Zhiming · January 12, 2012, 9:43pm

Hi, does anyone know whether there is a bug in VM migration in qemu-kvm-0.12.1.2? If the VM is very busy when migration is triggered (say 100% CPU usage, a lot of network connections), the VM will get stuck after being migrated (100% CPU usage, not responding, but the QEMU monitor is still working). Any help will be appreciated. Thanks very much.

frido · January 21, 2012, 4:00pm

Hello,

I have a similar problem that the VM turns unresponsive after a live migration and each virtual CPU is then consuming 100% cpu. I had the impression that guests with SMP were more sensitive to lock ups.
I’m also using qemu-kvm-0.12.1.2. It was not always the case, but mostly within 3-4 live migrations, the guest shows this behaviour, especially with SMP.
This also happens when the machine is just idle.
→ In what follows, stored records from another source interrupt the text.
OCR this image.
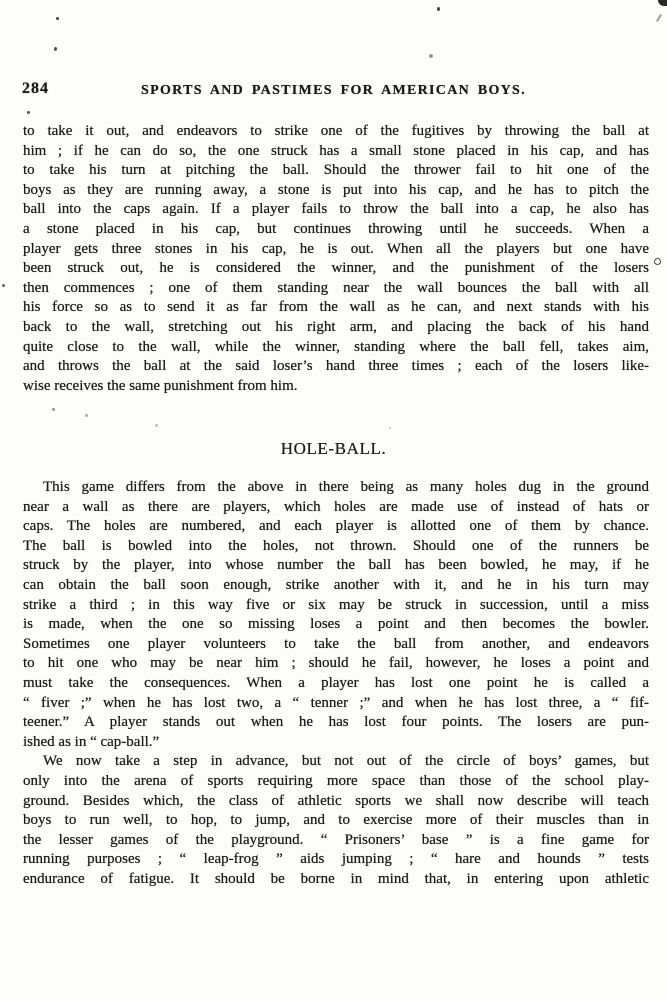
284	SPORTS AND PASTIMES FOR AMERICAN BOYS.
to take it out, and endeavors to strike one of the fugitives by throwing the ball at
him ; if he can do so, the one struck has a small stone placed in his cap, and has
to take his turn at pitching the ball. Should the thrower fail to hit one of the
boys as they are running away, a stone is put into his cap, and he has to pitch the
ball into the caps again. If a player fails to throw the ball into a cap, he also has
a stone placed in his cap, but continues throwing until he succeeds. When a
player gets three stones in his cap, he is out. When all the players but one have
been struck out, he is considered the winner, and the punishment of the losers
then commences ; one of them standing near the wall bounces the ball with all
his force so as to send it as far from the wall as he can, and next stands with his
back to the wall, stretching out his right arm, and placing the back of his hand
quite close to the wall, while the winner, standing where the ball fell, takes aim,
and throws the ball at the said loser’s hand three times ; each of the losers like-
wise receives the same punishment from him.
HOLE-BALL.
This game differs from the above in there being as many holes dug in the ground
near a wall as there are players, which holes are made use of instead of hats or
caps. The holes are numbered, and each player is allotted one of them by chance.
The ball is bowled into the holes, not thrown. Should one of the runners be
struck by the player, into whose number the ball has been bowled, he may, if he
can obtain the ball soon enough, strike another with it, and he in his turn may
strike a third ; in this way five or six may be struck in succession, until a miss
is made, when the one so missing loses a point and then becomes the bowler.
Sometimes one player volunteers to take the ball from another, and endeavors
to hit one who may be near him ; should he fail, however, he loses a point and
must take the consequences. When a player has lost one point he is called a
“ fiver ;” when he has lost two, a “ tenner ;” and when he has lost three, a “ fif-
teener.” A player stands out when he has lost four points. The losers are pun-
ished as in “ cap-ball.”
We now take a step in advance, but not out of the circle of boys’ games, but
only into the arena of sports requiring more space than those of the school play-
ground. Besides which, the class of athletic sports we shall now describe will teach
boys to run well, to hop, to jump, and to exercise more of their muscles than in
the lesser games of the playground. “ Prisoners’ base ” is a fine game for
running purposes ; “ leap-frog ” aids jumping ; “ hare and hounds ” tests
endurance of fatigue. It should be borne in mind that, in entering upon athletic
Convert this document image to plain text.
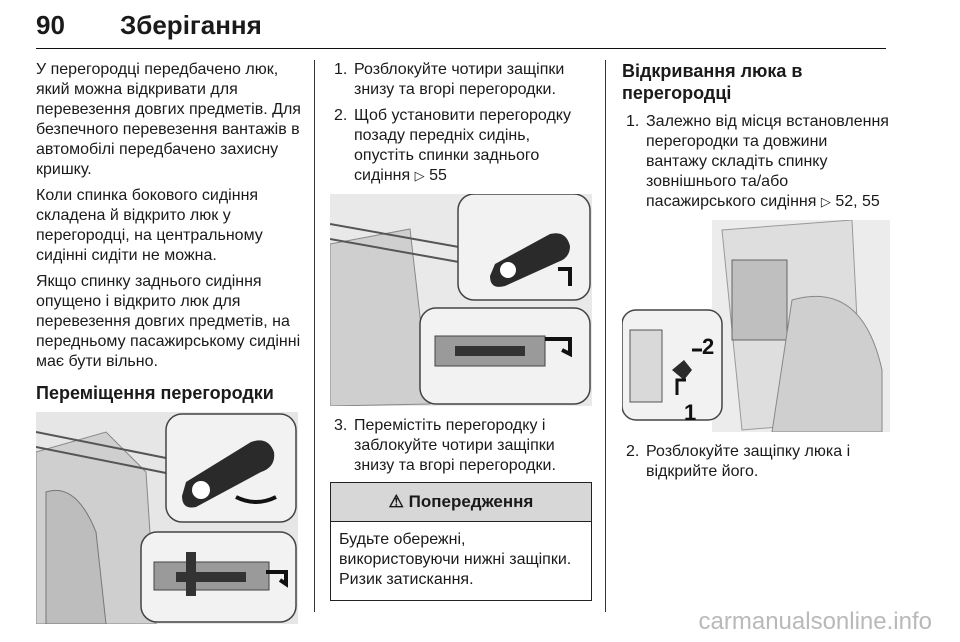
90 Зберігання

У перегородці передбачено люк, який можна відкривати для перевезення довгих предметів. Для безпечного перевезення вантажів в автомобілі передбачено захисну кришку.

Коли спинка бокового сидіння складена й відкрито люк у перегородці, на центральному сидінні сидіти не можна.

Якщо спинку заднього сидіння опущено і відкрито люк для перевезення довгих предметів, на передньому пасажирському сидінні має бути вільно.

Переміщення перегородки
1. Розблокуйте чотири защіпки знизу та вгорі перегородки.
2. Щоб установити перегородку позаду передніх сидінь, опустіть спинки заднього сидіння ▷ 55
3. Перемістіть перегородку і заблокуйте чотири защіпки знизу та вгорі перегородки.
⚠ Попередження
Будьте обережні, використовуючи нижні защіпки. Ризик затискання.
Відкривання люка в перегородці
1. Залежно від місця встановлення перегородки та довжини вантажу складіть спинку зовнішнього та/або пасажирського сидіння ▷ 52, 55
1
2
2. Розблокуйте защіпку люка і відкрийте його.
carmanualsonline.info
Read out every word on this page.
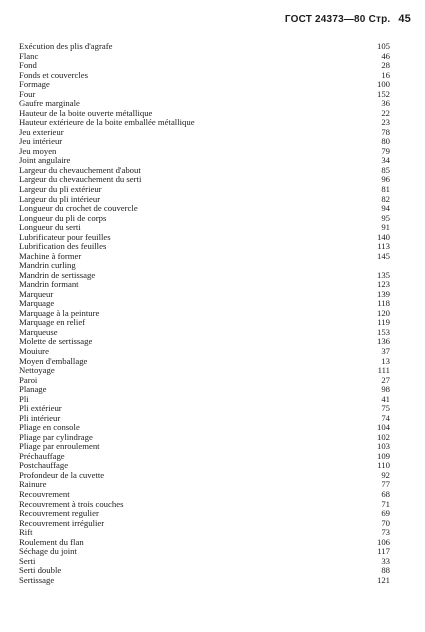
ГОСТ 24373—80 Стр. 45
Exécution des plis d'agrafe	105
Flanc	46
Fond	28
Fonds et couvercles	16
Formage	100
Four	152
Gaufre marginale	36
Hauteur de la boite ouverte métallique	22
Hauteur extérieure de la boite emballée métallique	23
Jeu exterieur	78
Jeu intérieur	80
Jeu moyen	79
Joint angulaire	34
Largeur du chevauchement d'about	85
Largeur du chevauchement du serti	96
Largeur du pli extérieur	81
Largeur du pli intérieur	82
Longueur du crochet de couvercle	94
Longueur du pli de corps	95
Longueur du serti	91
Lubrificateur pour feuilles	140
Lubrification des feuilles	113
Machine à former	145
Mandrin curling
Mandrin de sertissage	135
Mandrin formant	123
Marqueur	139
Marquage	118
Marquage à la peinture	120
Marquage en relief	119
Marqueuse	153
Molette de sertissage	136
Mouiure	37
Moyen d'emballage	13
Nettoyage	111
Paroi	27
Planage	98
Pli	41
Pli extérieur	75
Pli intérieur	74
Pliage en console	104
Pliage par cylindrage	102
Pliage par enroulement	103
Préchauffage	109
Postchauffage	110
Profondeur de la cuvette	92
Rainure	77
Recouvrement	68
Recouvrement à trois couches	71
Recouvrement regulier	69
Recouvrement irrégulier	70
Rift	73
Roulement du flan	106
Séchage du joint	117
Serti	33
Serti double	88
Sertissage	121
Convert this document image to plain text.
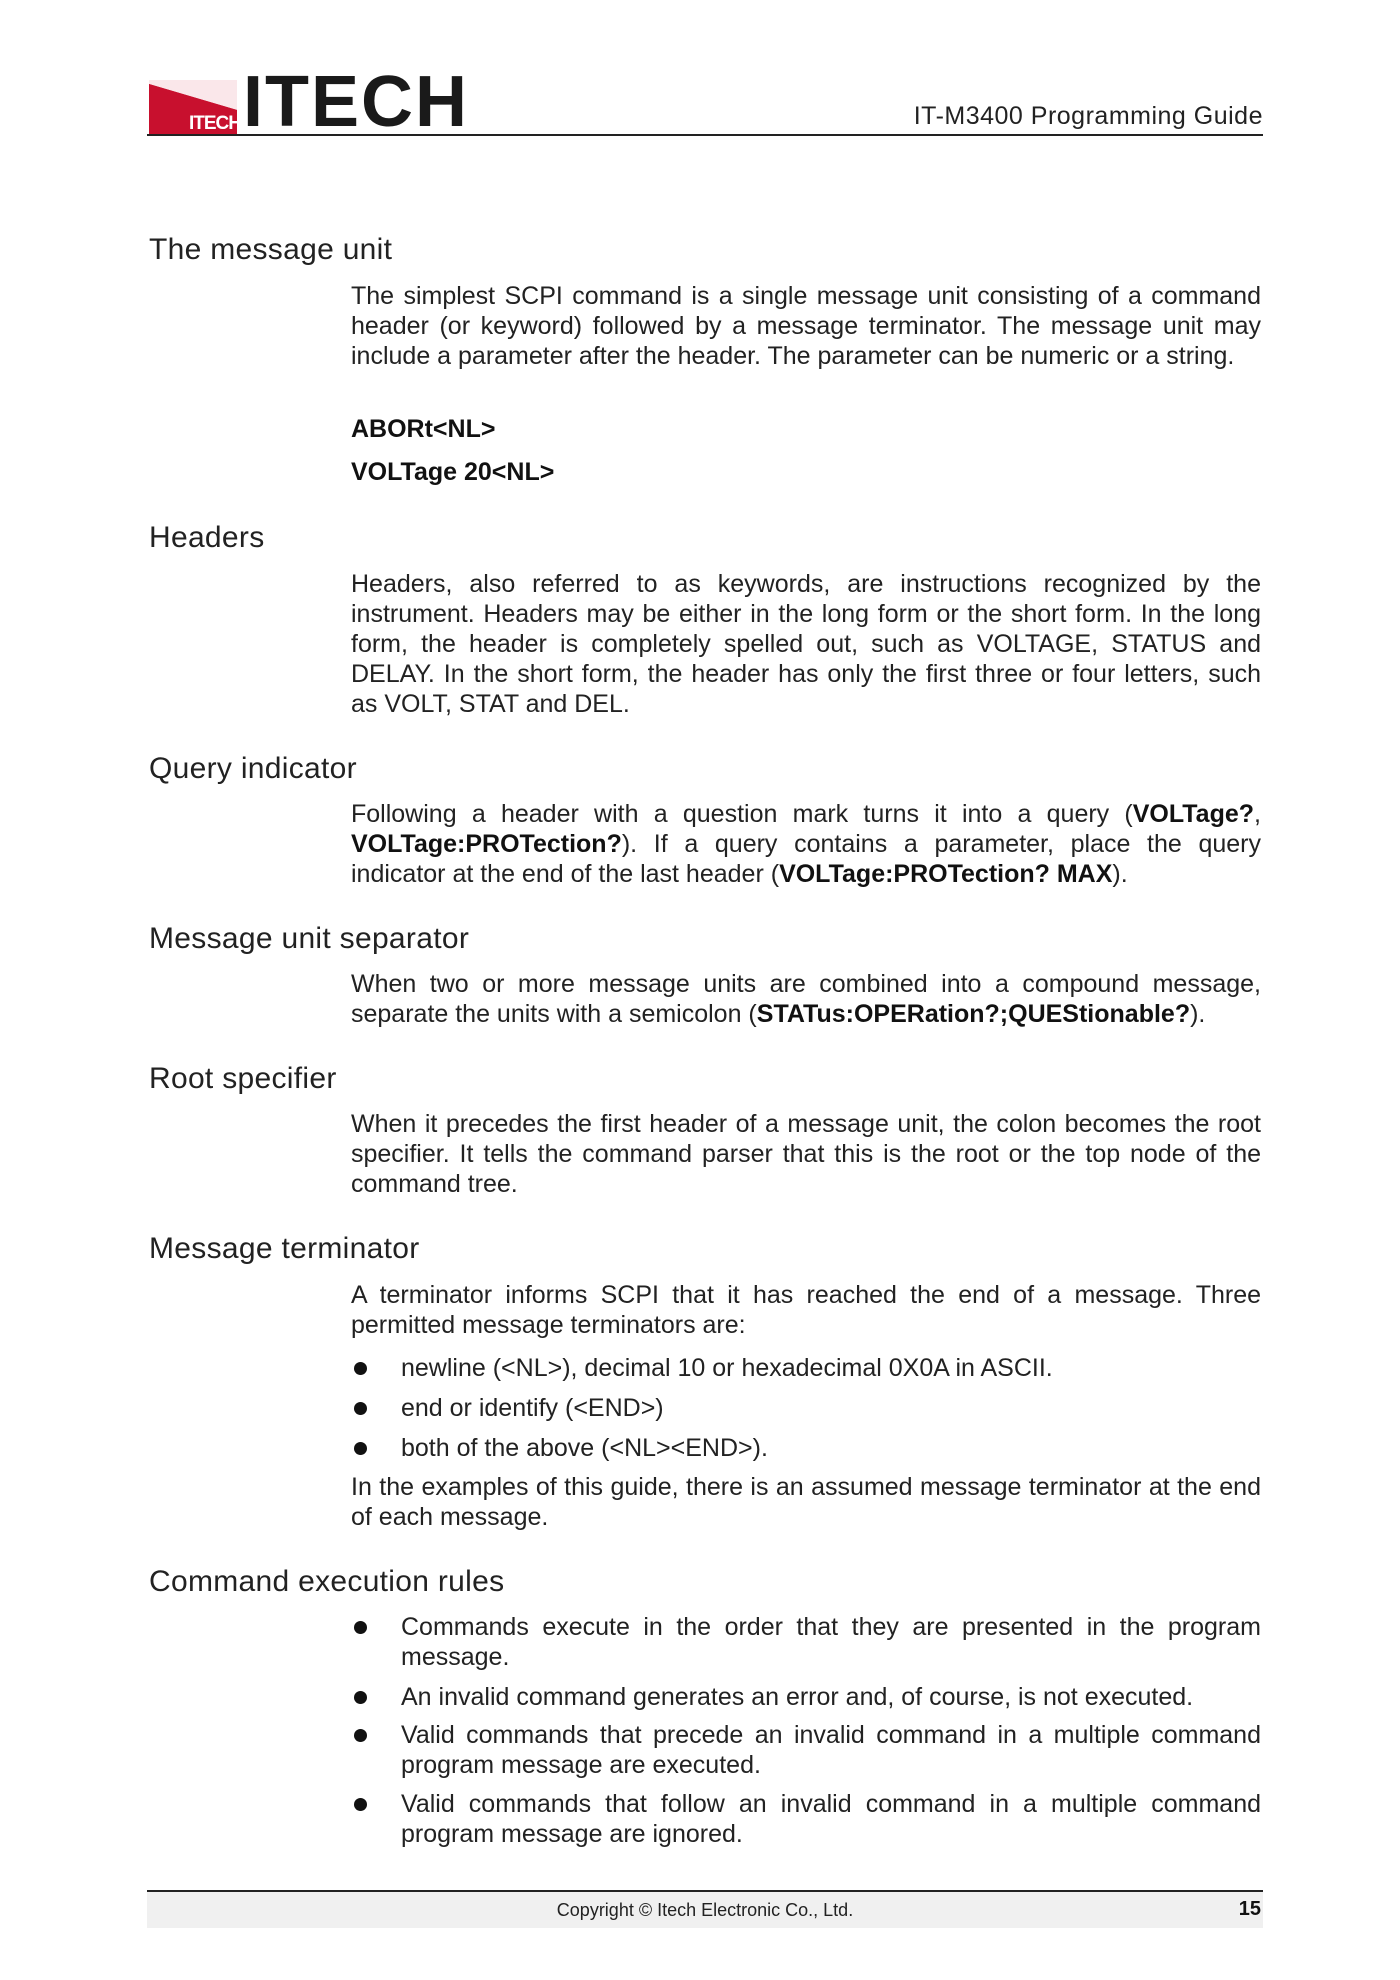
ITECH ITECH	IT-M3400 Programming Guide
The message unit

The simplest SCPI command is a single message unit consisting of a command header (or keyword) followed by a message terminator. The message unit may include a parameter after the header. The parameter can be numeric or a string.

ABORt<NL>

VOLTage 20<NL>

Headers

Headers, also referred to as keywords, are instructions recognized by the instrument. Headers may be either in the long form or the short form. In the long form, the header is completely spelled out, such as VOLTAGE, STATUS and DELAY. In the short form, the header has only the first three or four letters, such as VOLT, STAT and DEL.

Query indicator

Following a header with a question mark turns it into a query (VOLTage?, VOLTage:PROTection?). If a query contains a parameter, place the query indicator at the end of the last header (VOLTage:PROTection? MAX).

Message unit separator

When two or more message units are combined into a compound message, separate the units with a semicolon (STATus:OPERation?;QUEStionable?).

Root specifier

When it precedes the first header of a message unit, the colon becomes the root specifier. It tells the command parser that this is the root or the top node of the command tree.

Message terminator

A terminator informs SCPI that it has reached the end of a message. Three permitted message terminators are:

newline (<NL>), decimal 10 or hexadecimal 0X0A in ASCII.
end or identify (<END>)
both of the above (<NL><END>).

In the examples of this guide, there is an assumed message terminator at the end of each message.

Command execution rules
Commands execute in the order that they are presented in the program message.
An invalid command generates an error and, of course, is not executed.
Valid commands that precede an invalid command in a multiple command program message are executed.
Valid commands that follow an invalid command in a multiple command program message are ignored.
Copyright © Itech Electronic Co., Ltd.	15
After some searching, I found that it could be a problem with the clocksource on the guest. By default, the para-virtualized kvm-clock driver is used in the guest:

# cat /sys/devices/system/clocksource/clocksource0/current_clocksource kvm-clock
I have these available on my guest:

# cat /sys/devices/system/clocksource/clocksource0/available_clocksource kvm-clock tsc acpi_pm
To further test this, I switched the clocksource to tsc, since the host has a constant tsc flag:

# cat /proc/cpuinfo | grep constant_tsc flags : fpu vme de pse tsc msr pae mce cx8 apic mtrr pge mca cmov pat pse36 clflush dts acpi mmx fxsr sse sse2 ss ht tm pbe syscall nx pdpe1gb rdtscp lm **constant_tsc** arch_perfmon pebs bts rep_good xtopology nonstop_tsc aperfmperf pni dtes64 monitor ds_cpl vmx smx est tm2 ssse3 cx16 xtpr pdcm dca sse4_1 sse4_2 popcnt lahf_lm arat epb dts tpr_shadow vnmi flexpriority ept vpid
On the guest (SLES11 SP1):

From this moment, live migrations were stable and didn’t make the VM unresponsive after a migation (or being idle).
Normally, kvm-clock source is recommended, but it seems tsc works more reliable in my case.

Perhaps you could try the same and see if it helps in your case?

Ghilteras · April 18, 2012, 3:50pm

I have the exact same problem with migration, but sadly this hack of changing the clock doesn’t help at all

I’m running

ii qemu-kvm 0.12.5+dfsg-5+squeeze8 Full virtualization on x86 hardware

when I live migrate from serverA (dell poweredge r210) to serverB (dual core intel 3.20GHz) my guest gets always stuck, oddly enough this does not happens the other way around

they both have debian 6